2. What Did You Learn?

I don't know about you, but I can go through the fire if there's growth waiting on the other side of the trial! Following my audit, I'm biting at the bit to jot down everything I've learned. Many of you have heard me say often that "it's the process that makes you rich," and it really is! It takes time for growth to happen. This makes it all the more important to sit in it and celebrate rather than brushing it off and jumping into the next phase of the journey like many of us tend to do. I skip a line at this point, create a new table with only 1 column, and title it "Things I Learned in 20___." Then I write a brief description of the growth, the insights, and the newfound awareness followed by a short title in bold so that I can go back and make reference if necessary. I can't tell you how enlightening these written accounts are six or eight months down the road! They're the stuff books are made of!


3. Who Do You Want to Continue Building Relationships With & Who Do You Need to Continue Supporting From Afar?

Obviously, there are people who come into our lives for a season. Very few last a lifetime because of individual growth trajectories, differing values, and the lack of common ground in which we connect. It's okay and it's normal for these seasonal friendships and professional relationships even though it can be difficult to let go. Most of us only ever meet 3-5 true confidants who are genuinely for us as human beings. Most are constituents who are for the same things we're for, but whose loyalties don't extend past the common ground shared for those particular seasons.


4. What Didn't Work and Where Are You Aiming For?

By this point, I'm so jazzed up that I see my failures and shortcomings as learning opportunities instead of loss. These, along with the areas I saw the most success in are what inform my new annual goals. From here, I set up categories with the strict understanding that balance is a myth. This is where knowing your priorities is very important. For me, it's my faith, my family, and then my ministry, business, and/or career in that order. For me, I'm merely a steward because we believe that everything belongs to God anyway, even the children He's entrusted us with. What helps with the overwhelm is trying to find overlap in each area. Can I read a Christian book on Biblical stewardship that helps build my faith and my business at the same time? How about the parallels of parenting, leadership, and communication as well as networking opportunities by attending a family conference? Most everything I do is killing two or more birds with one stone.


5. What Do You Need to Do to Grow Into the Person Who Can Achieve These New Goals?

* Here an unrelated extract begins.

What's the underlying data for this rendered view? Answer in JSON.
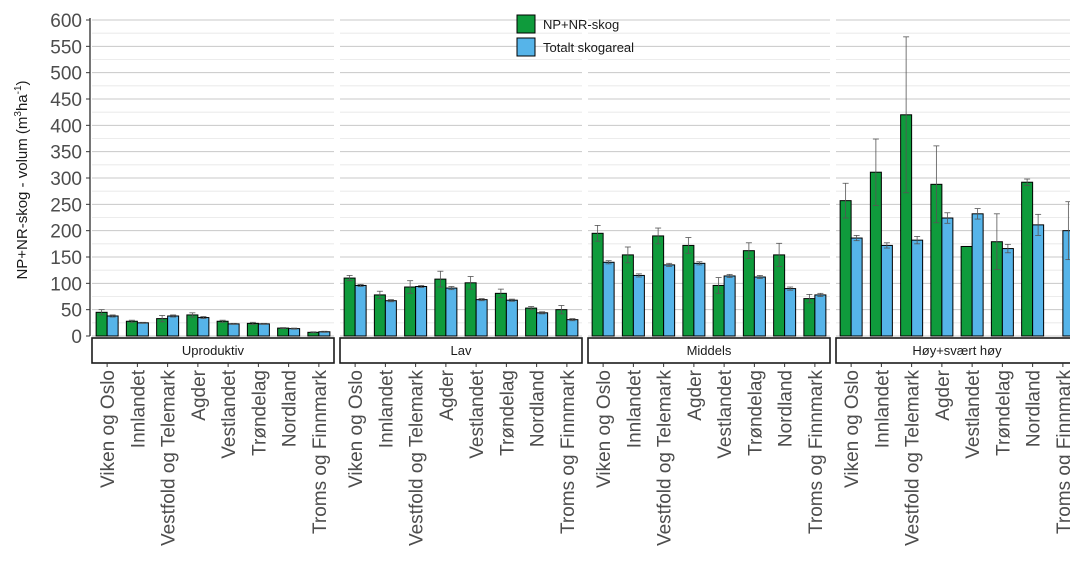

By this point, you've listed your performance goals, but the important goals are the "growth goals" because without these, the performance goals which are usually characterized by economic growth and expansion will seldom become reality. We must continually grow our capacity to believe for the ever expanding vision. Think about what you need to be reading. What do you need to be listening to and watching? Consider the categories of your goals. For me, I want to be putting information about faith, family, leadership, communication, culture, organizational management, professional coaching, neuroscience, selling, etc. into me. LinkedIn is a fantastic platform to find some of the best resources and most enlightening conversations about any topic you're interested in.


Do you see why this time of year gets me so excited? Yes, we are facing a lot of uncertainties and problems needing solutions. And yes, leaders have a heavy load to bear. But the exciting part of it all is that without the difficulties, we would never put our heads together to come up with what will inevitably make the world better.